UKTV promotional image |
“U” will be the name of a UK TV streaming platform from Summer 2024 replacing, well, UKTV Play. UKTV, owned by BBC Studios, runs channels whose own names were once thought bizarre, like Dave (predominantly comedy and factual shows), Yesterday (history), Alibi (detective dramas) and Eden (nature documentaries).
But like their general entertainment channel “W”, formerly named “Watch”, the name “U” is about simplifying the name of the service while making it more distinctive. David Stevens, the Executive Strategy Director at Wolff Olins, the brand consultants that helped create the rebrand, said “the entertainment market is so awash with confusing and bizarrely named offers, so we wanted to strip back, reduce the noise and present this family of brands in a clear, crisp, singular way... We're excited about creating a bold brand that will stand out but won't get in the way.”
I can see what they are doing: ITV have done well by renaming their streaming service “ITVX” instead of “ITV+”, but it remains clear that, like the BBC iPlayer, it is an addition to their existing channels. Channel 4 renamed theirs to “Channel 4”, levelling it out, but UKTV are making it as clear as possible that “U” is the main service going forward: their regular, linear TV channels will be remade U&Dave, U&Yesterday and so on, even U&W. This is far away from the decision to name a channel “Dave” in 2007 because “everyone knows someone called Dave”, a frivolous brand decision in 2007, but more memorable than its previous name of UKTV G2.

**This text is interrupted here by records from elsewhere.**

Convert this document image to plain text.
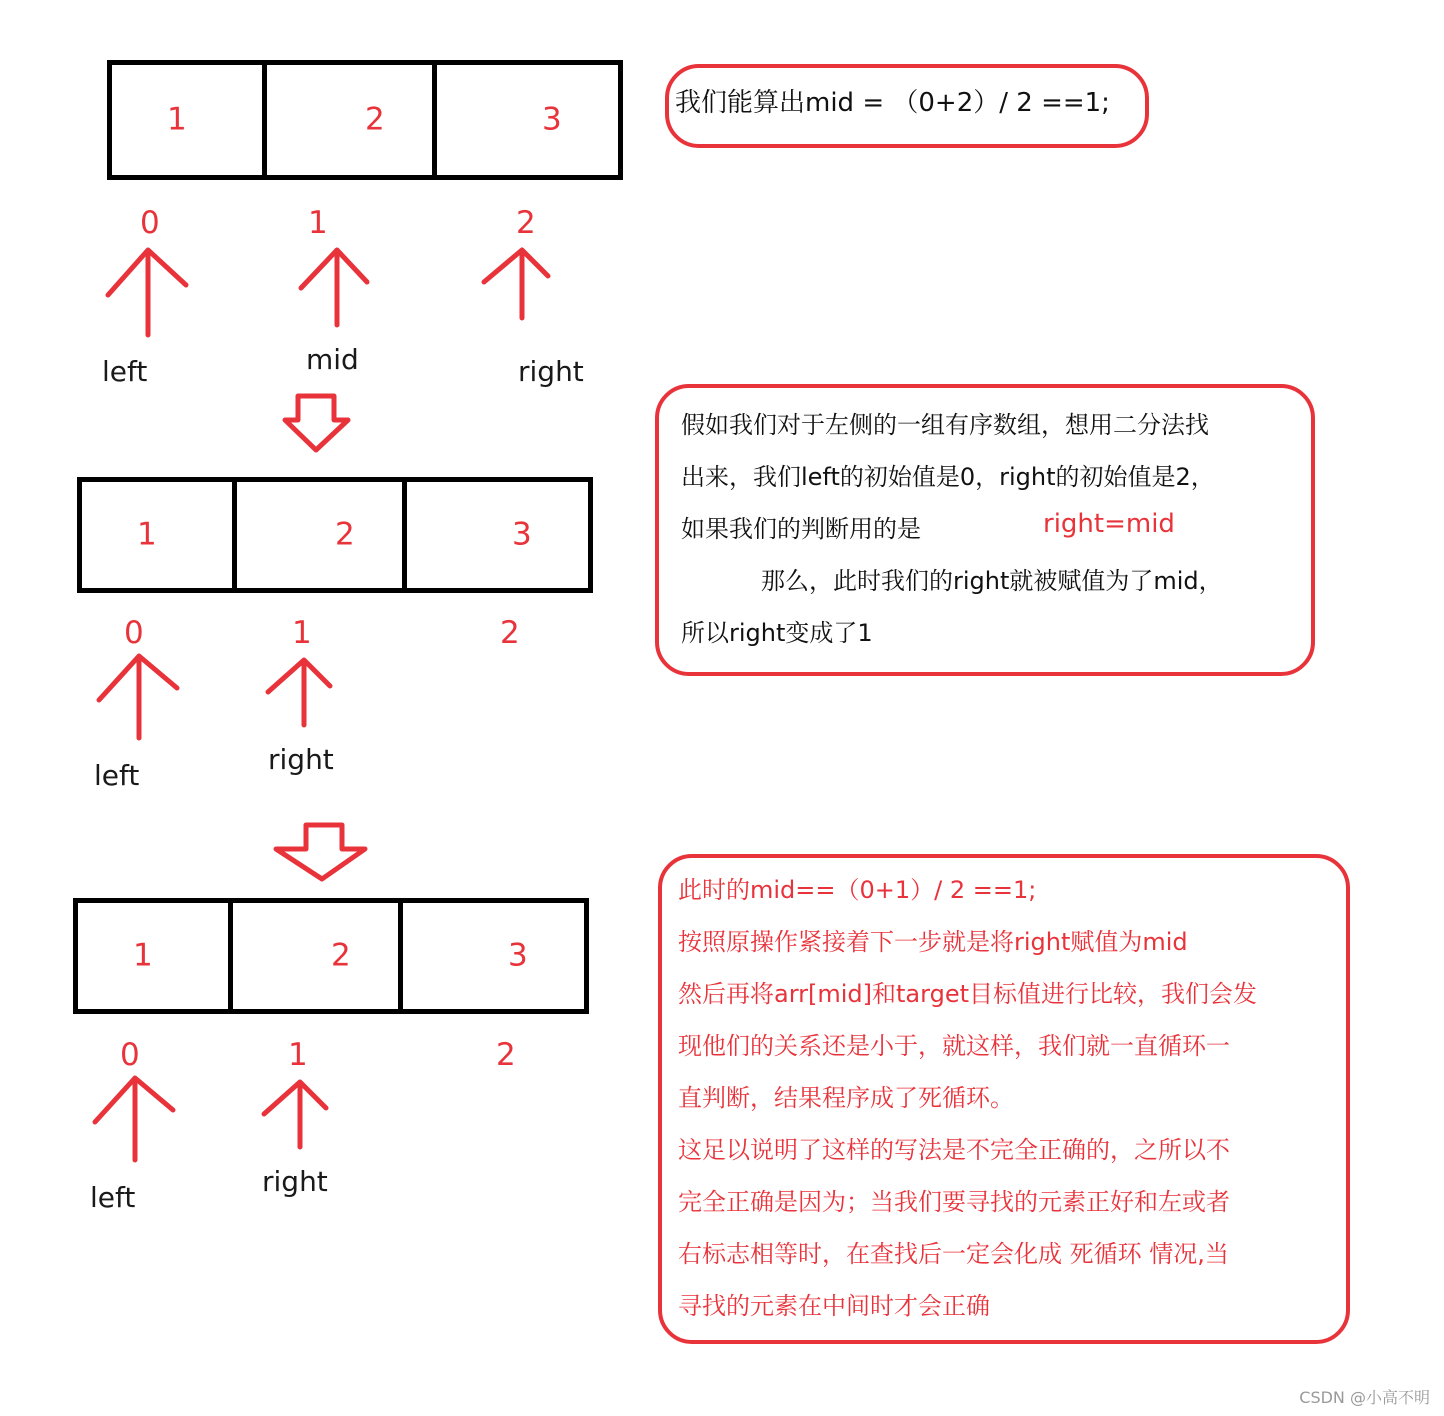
1	2	3
0	1	2
left	mid	right
1	2	3
0	1	2
left	right
1	2	3
0	1	2
left	right
我们能算出mid = （0+2）/ 2 ==1;
假如我们对于左侧的一组有序数组，想用二分法找
出来，我们left的初始值是0，right的初始值是2，
如果我们的判断用的是	right=mid
那么，此时我们的right就被赋值为了mid，
所以right变成了1
此时的mid==（0+1）/ 2 ==1;
按照原操作紧接着下一步就是将right赋值为mid
然后再将arr[mid]和target目标值进行比较，我们会发
现他们的关系还是小于，就这样，我们就一直循环一
直判断，结果程序成了死循环。
这足以说明了这样的写法是不完全正确的，之所以不
完全正确是因为；当我们要寻找的元素正好和左或者
右标志相等时，在查找后一定会化成 死循环 情况,当
寻找的元素在中间时才会正确
CSDN @小高不明
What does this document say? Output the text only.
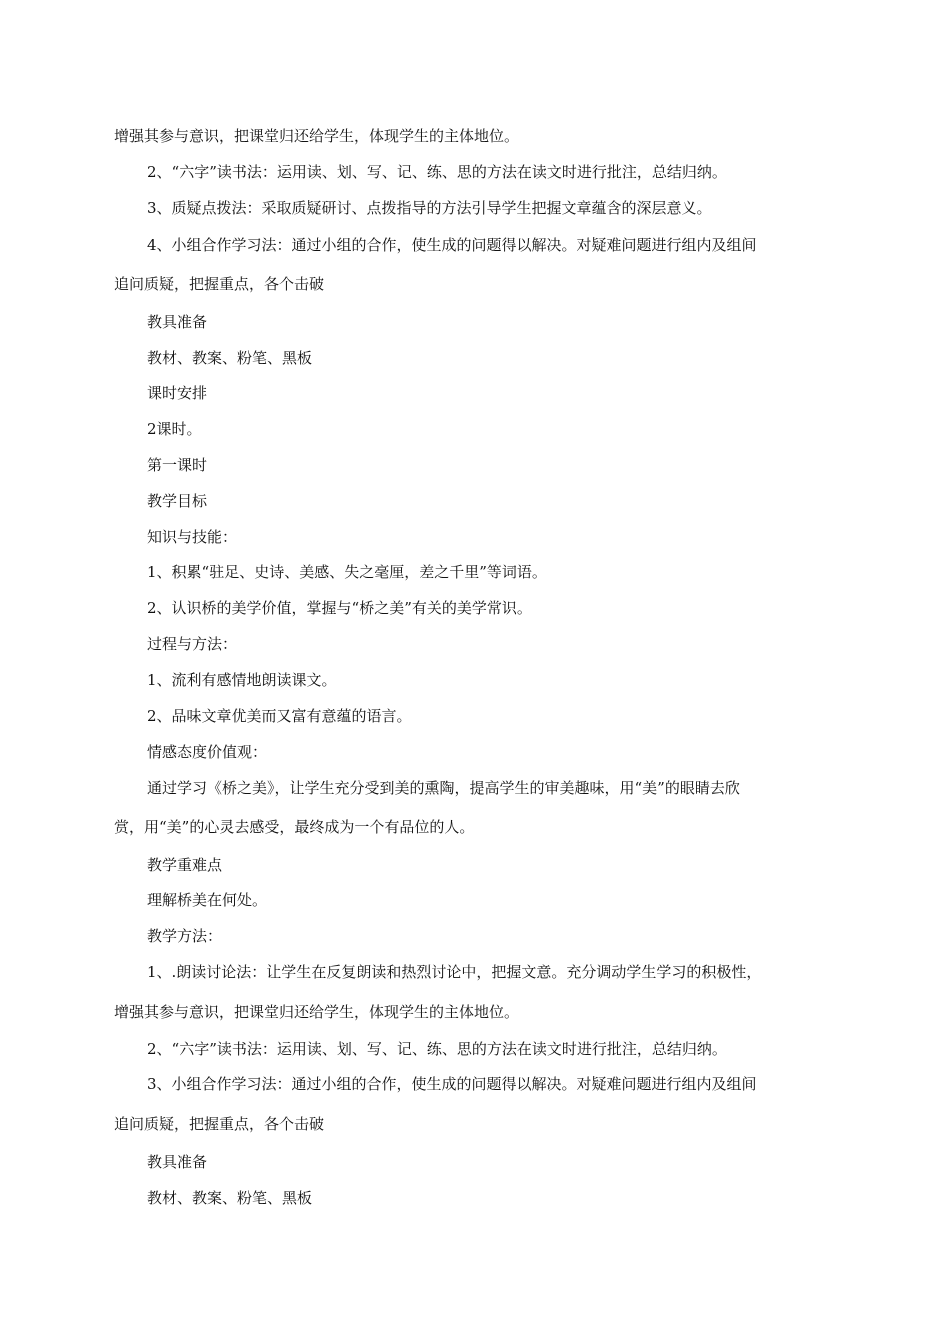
增强其参与意识，把课堂归还给学生，体现学生的主体地位。
2、“六字”读书法：运用读、划、写、记、练、思的方法在读文时进行批注，总结归纳。
3、质疑点拨法：采取质疑研讨、点拨指导的方法引导学生把握文章蕴含的深层意义。
4、小组合作学习法：通过小组的合作，使生成的问题得以解决。对疑难问题进行组内及组间
追问质疑，把握重点，各个击破
教具准备
教材、教案、粉笔、黑板
课时安排
2课时。
第一课时
教学目标
知识与技能：
1、积累“驻足、史诗、美感、失之毫厘，差之千里”等词语。
2、认识桥的美学价值，掌握与“桥之美”有关的美学常识。
过程与方法：
1、流利有感情地朗读课文。
2、品味文章优美而又富有意蕴的语言。
情感态度价值观：
通过学习《桥之美》，让学生充分受到美的熏陶，提高学生的审美趣味，用“美”的眼睛去欣
赏，用“美”的心灵去感受，最终成为一个有品位的人。
教学重难点
理解桥美在何处。
教学方法：
1、.朗读讨论法：让学生在反复朗读和热烈讨论中，把握文意。充分调动学生学习的积极性，
增强其参与意识，把课堂归还给学生，体现学生的主体地位。
2、“六字”读书法：运用读、划、写、记、练、思的方法在读文时进行批注，总结归纳。
3、小组合作学习法：通过小组的合作，使生成的问题得以解决。对疑难问题进行组内及组间
追问质疑，把握重点，各个击破
教具准备
教材、教案、粉笔、黑板
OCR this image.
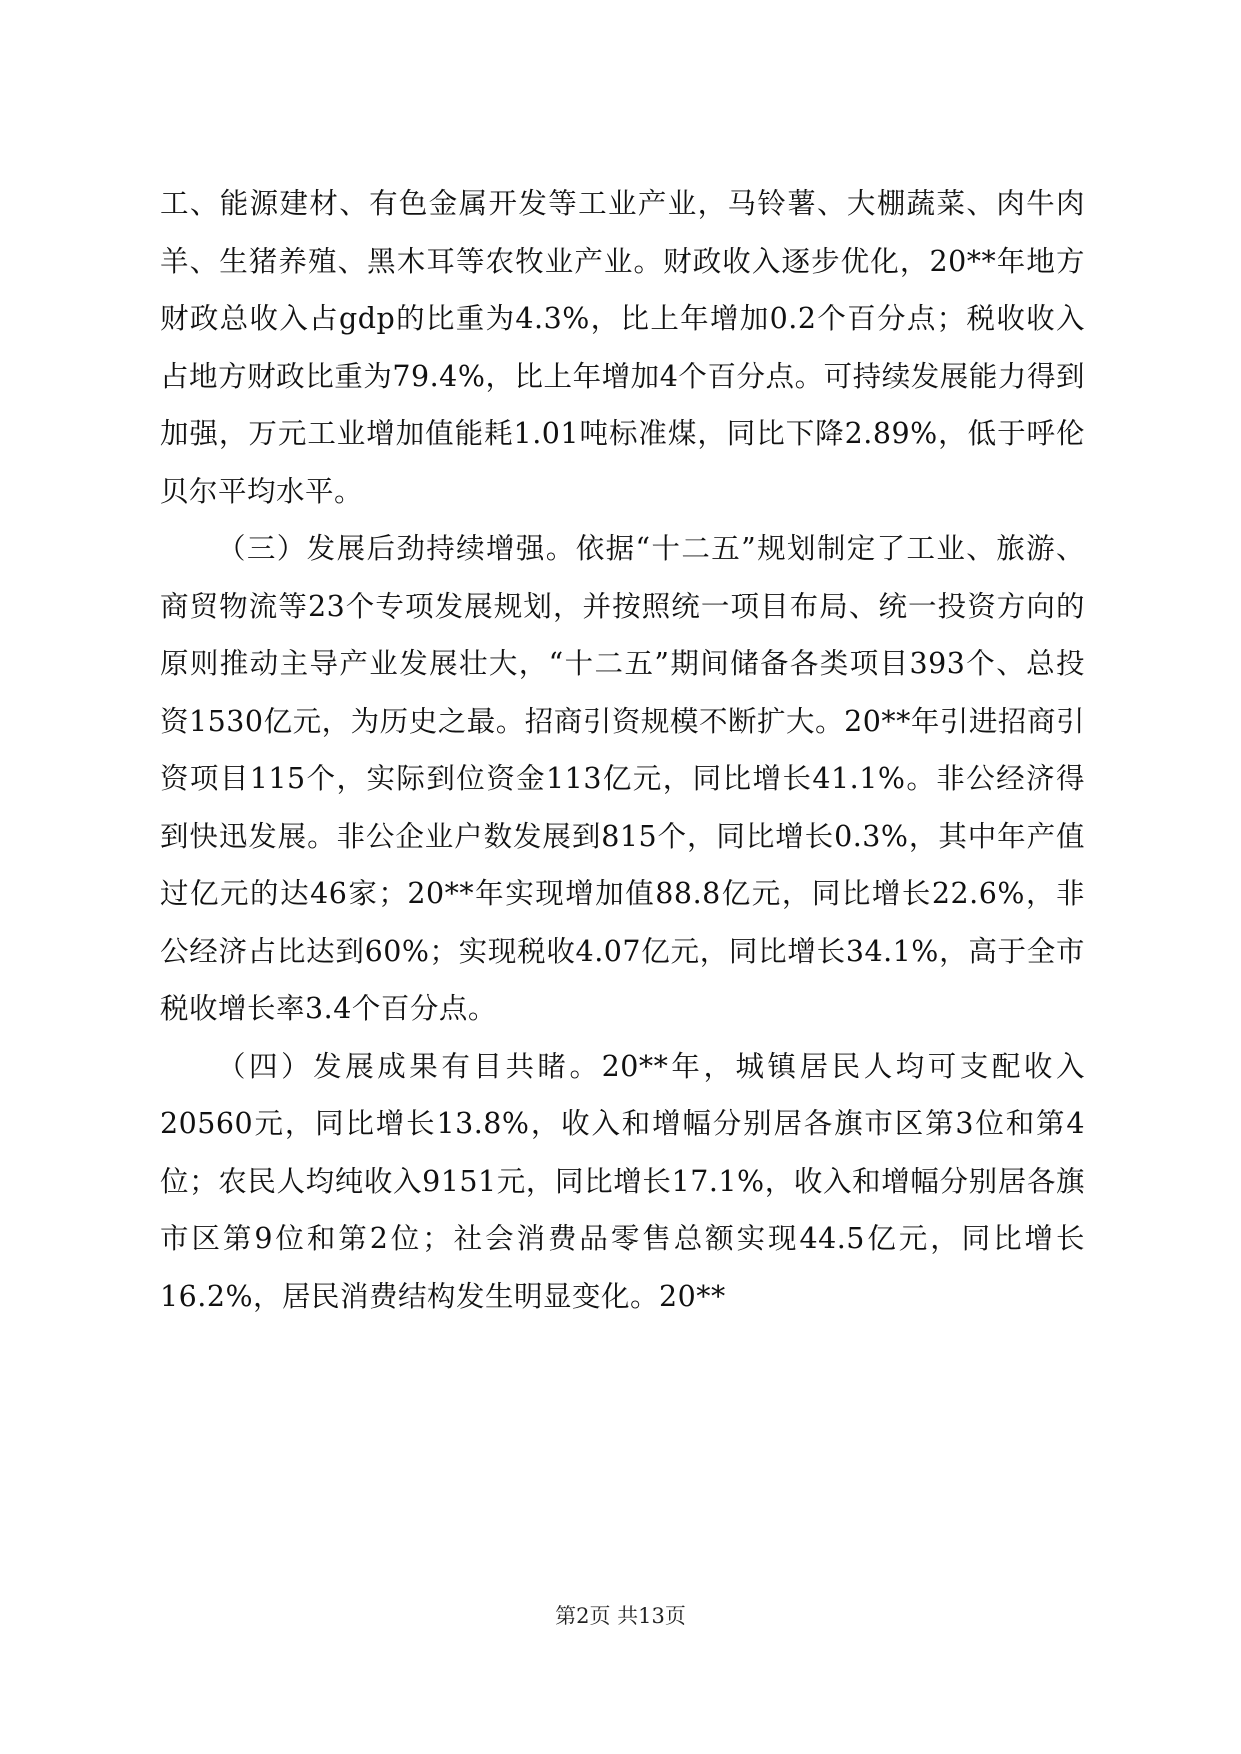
工、能源建材、有色金属开发等工业产业，马铃薯、大棚蔬菜、肉牛肉羊、生猪养殖、黑木耳等农牧业产业。财政收入逐步优化，20**年地方财政总收入占gdp的比重为4.3%，比上年增加0.2个百分点；税收收入占地方财政比重为79.4%，比上年增加4个百分点。可持续发展能力得到加强，万元工业增加值能耗1.01吨标准煤，同比下降2.89%，低于呼伦贝尔平均水平。

（三）发展后劲持续增强。依据“十二五”规划制定了工业、旅游、商贸物流等23个专项发展规划，并按照统一项目布局、统一投资方向的原则推动主导产业发展壮大，“十二五”期间储备各类项目393个、总投资1530亿元，为历史之最。招商引资规模不断扩大。20**年引进招商引资项目115个，实际到位资金113亿元，同比增长41.1%。非公经济得到快迅发展。非公企业户数发展到815个，同比增长0.3%，其中年产值过亿元的达46家；20**年实现增加值88.8亿元，同比增长22.6%，非公经济占比达到60%；实现税收4.07亿元，同比增长34.1%，高于全市税收增长率3.4个百分点。

（四）发展成果有目共睹。20**年，城镇居民人均可支配收入20560元，同比增长13.8%，收入和增幅分别居各旗市区第3位和第4位；农民人均纯收入9151元，同比增长17.1%，收入和增幅分别居各旗市区第9位和第2位；社会消费品零售总额实现44.5亿元，同比增长16.2%，居民消费结构发生明显变化。20**

第2页 共13页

It will be months before I will see if this plan works, as renaming something as a single letter hasn’t worked well as of late. Twitter, renamed “X” in July 2023, is still referred to as “Twitter”, “X/Twitter” or “X, formerly Twitter”, mostly through convenience, but also because “X” is often also a mark of absence, or a placeholder until something better comes along – “X” has always been the name of these articles until I find a suitable title.
This thought also applies when single letters being used as codenames for people, a practice in British intelligence copied by the James Bond novels and films, collides with real-life uses of a letter as a person’s name to add distance to their previous identity: V, as the writer of “The Vagina Monologues” is known, is usually referred to in print as “V, formerly Eve Ensler”, just as everybody became used to saying “the artist formerly known as Prince”.
However, going back to more frivolous uses of one character, “3” was once the name of a British mobile phone company associating itself with the new 3G signal technology as it launched, but now lumbered with the association of old technology as these signals are faded back out.
The web address that UKTV may want to acquire for their rebrand is u.tv – formerly used by Ulster Television, known on screen as UTV, it currently redirects to parent company ITV’s website.